On the third Sunday of my fifth year in New York, I came home from another dull date with a stranger. Lying on my bed, I realized my life had become a loop: classes at fixed hours, identical cocktails, and the same subway line returning to the same apartment. Sleep. Wake. Repeat. The rhythm inside me mirrored the city itself. Everywhere I looked, I saw circles—subway signs, traffic lights, wayfinding dots. These symbols guide how bodies move through space, yet I felt trapped inside their rhythm: fast, structured, and emotionally fragmented. In that choreography, the city became a diagram of the fashion industry’s own extractive, capital-driven pace.

To understand this rhythm, I began documenting the city’s visual noise. I photographed strangers wearing polka dots on the subway and captured the infinite repetition of circular signage. Through my lens, these scattered dots transformed into musical notes on a score—rhythmic pauses in the city’s static. I realized the circle is not just a symbol of monotony, but a tool for emotional calibration. If New York’s and the fashion industry’s linear speed fragments us, the wholeness of the circle offers a way to restore completeness.
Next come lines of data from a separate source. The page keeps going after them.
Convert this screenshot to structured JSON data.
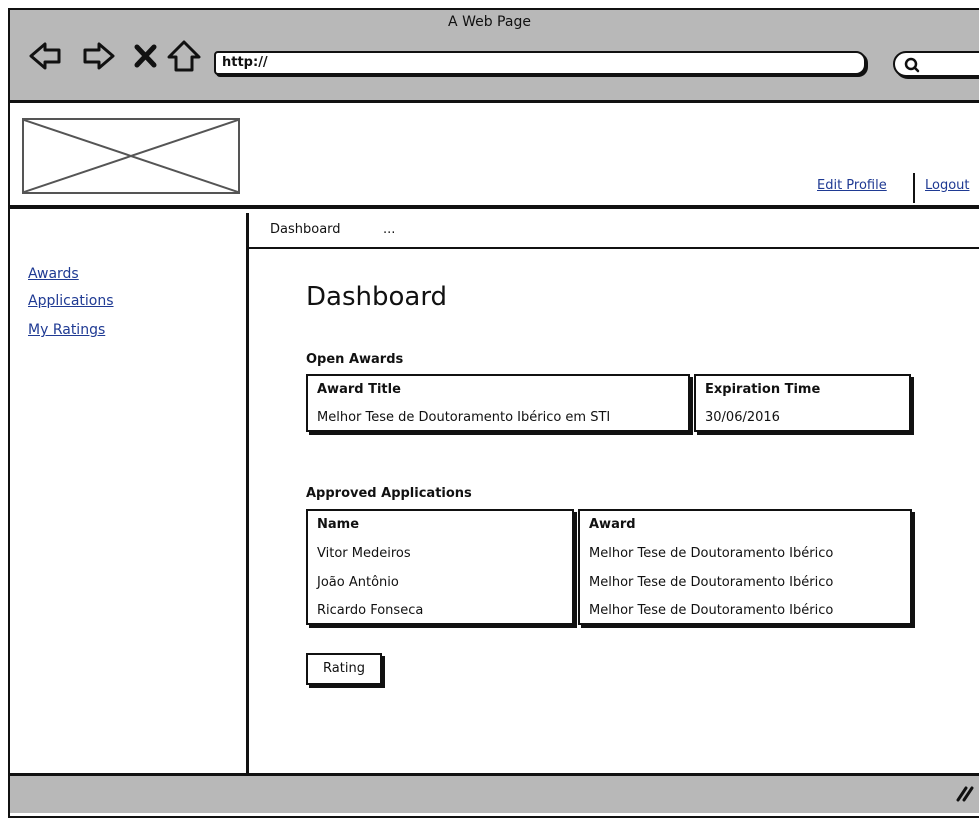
{
  "window": {
    "title": "A Web Page"
  },
  "browser": {
    "url": "http://",
    "icons": [
      "back-arrow-icon",
      "forward-arrow-icon",
      "close-x-icon",
      "home-icon",
      "search-icon"
    ]
  },
  "header": {
    "links": [
      {
        "label": "Edit Profile"
      },
      {
        "label": "Logout"
      }
    ]
  },
  "sidebar": {
    "items": [
      {
        "label": "Awards"
      },
      {
        "label": "Applications"
      },
      {
        "label": "My Ratings"
      }
    ]
  },
  "breadcrumb": {
    "current": "Dashboard",
    "more": "..."
  },
  "main": {
    "title": "Dashboard",
    "open_awards": {
      "label": "Open Awards",
      "columns": [
        "Award Title",
        "Expiration Time"
      ],
      "rows": [
        [
          "Melhor Tese de Doutoramento Ibérico em STI",
          "30/06/2016"
        ]
      ]
    },
    "approved_applications": {
      "label": "Approved Applications",
      "columns": [
        "Name",
        "Award"
      ],
      "rows": [
        [
          "Vitor Medeiros",
          "Melhor Tese de Doutoramento Ibérico"
        ],
        [
          "João Antônio",
          "Melhor Tese de Doutoramento Ibérico"
        ],
        [
          "Ricardo Fonseca",
          "Melhor Tese de Doutoramento Ibérico"
        ]
      ]
    },
    "rating_button": {
      "label": "Rating"
    }
  },
  "colors": {
    "chrome": "#b8b8b8",
    "link": "#1f3a93",
    "ink": "#111111"
  }
}
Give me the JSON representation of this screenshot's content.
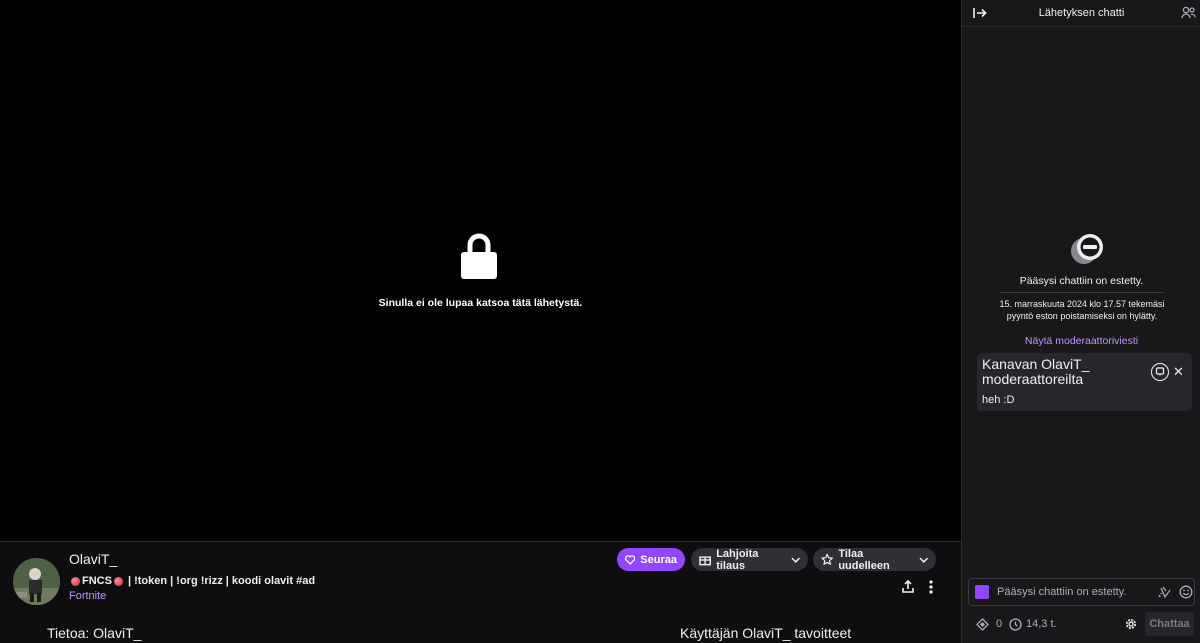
{
  "player": {
    "blocked_message": "Sinulla ei ole lupaa katsoa tätä lähetystä."
  },
  "channel": {
    "name": "OlaviT_",
    "title_prefix": "FNCS",
    "title_rest": "| !token | !org !rizz | koodi olavit #ad",
    "category": "Fortnite",
    "follow_label": "Seuraa",
    "gift_label": "Lahjoita tilaus",
    "resub_label": "Tilaa uudelleen",
    "about_label": "Tietoa: OlaviT_",
    "goals_label": "Käyttäjän OlaviT_ tavoitteet"
  },
  "chat": {
    "header_title": "Lähetyksen chatti",
    "ban_title": "Pääsysi chattiin on estetty.",
    "ban_detail": "15. marraskuuta 2024 klo 17.57 tekemäsi pyyntö eston poistamiseksi on hylätty.",
    "mod_link": "Näytä moderaattoriviesti",
    "mod_card": {
      "title": "Kanavan OlaviT_ moderaattoreilta",
      "message": "heh :D"
    },
    "input_placeholder": "Pääsysi chattiin on estetty.",
    "points_count": "0",
    "watch_time": "14,3 t.",
    "send_label": "Chattaa"
  },
  "colors": {
    "accent": "#9147ff",
    "link": "#bf94ff",
    "background": "#0e0e10",
    "chat_background": "#18181b"
  }
}
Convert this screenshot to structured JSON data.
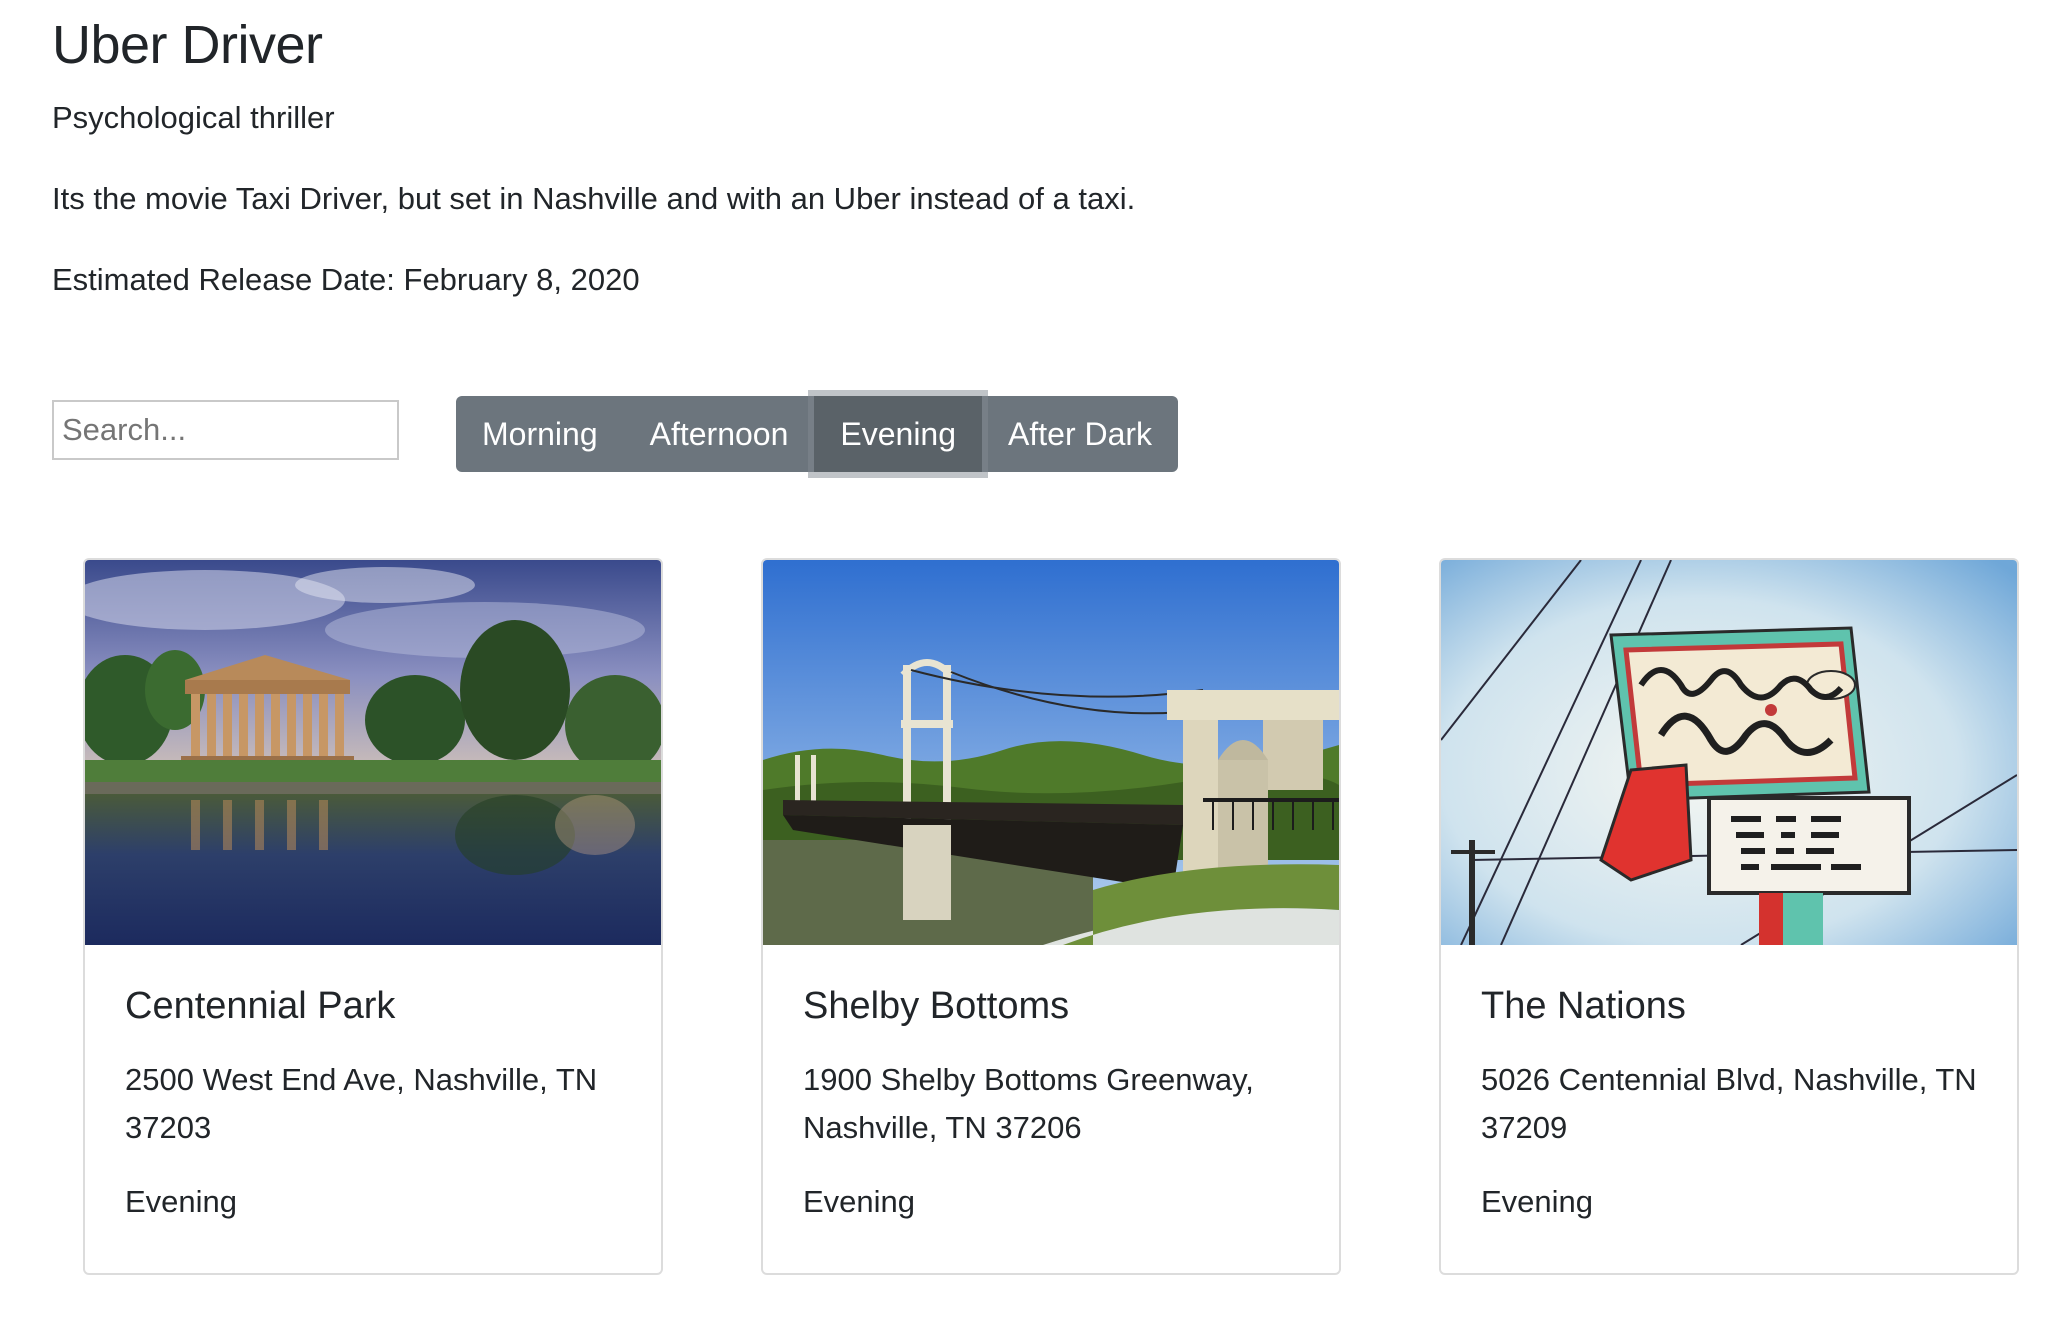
{
  "movie": {
    "title": "Uber Driver",
    "genre": "Psychological thriller",
    "description": "Its the movie Taxi Driver, but set in Nashville and with an Uber instead of a taxi.",
    "release": "Estimated Release Date: February 8, 2020"
  },
  "search": {
    "placeholder": "Search...",
    "value": ""
  },
  "filters": {
    "items": [
      {
        "label": "Morning"
      },
      {
        "label": "Afternoon"
      },
      {
        "label": "Evening"
      },
      {
        "label": "After Dark"
      }
    ],
    "selected": "Evening"
  },
  "locations": [
    {
      "name": "Centennial Park",
      "address": "2500 West End Ave, Nashville, TN 37203",
      "time": "Evening",
      "image": "parthenon-photo"
    },
    {
      "name": "Shelby Bottoms",
      "address": "1900 Shelby Bottoms Greenway, Nashville, TN 37206",
      "time": "Evening",
      "image": "bridge-photo"
    },
    {
      "name": "The Nations",
      "address": "5026 Centennial Blvd, Nashville, TN 37209",
      "time": "Evening",
      "image": "nations-sign-photo"
    }
  ],
  "colors": {
    "button_group": "#6c757d",
    "button_active": "#5a6268",
    "text": "#212529",
    "card_border": "#dcdcdc"
  }
}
I treat the circle as a mediating form between the chaotic urban environment and the individual body.

In this collection, I transform the circle from a visual motif into a structural logic. I developed a one-piece circular system, exploiting the inherent bias grain of the form to allow the fabric to drape fluidly. This "liquid" structure flows over the body, combining exposed darts and steam manipulation to transform flat, 2D geometry into sculptural 3D volume without side seams.

Crucially, I use heat-formed acrylic to create rigid, anti-gravity structures. Rather than a restriction, these act as hard "sensory anchors." By physically slowing down the wearer's movement, they force the body to pause and acknowledge its own presence against the city's and the fashion industry’s frantic speed. On the textile surface, screen-printed sand and hand-crafted sand badges clash with smooth vinyl, creating a dialogue between abrasive realism and artificial gloss. Coupled with sound buttons that chime with movement, the garments become "physical scores"—tactile and audible.

Ultimately, this collection establishes a series of "Emotional Coordinates." It acts as a physical counter-narrative to the city’s and the fashion industry’s numbness. By translating intangible rhythms into heavy acrylic accessories, rough sand prints, and sculptural volume, I give physical weight to overlooked emotions. The garment transforms the passive act of "being dressed" into an active state of somatic awakening—reminding the body that it still holds the capacity to feel.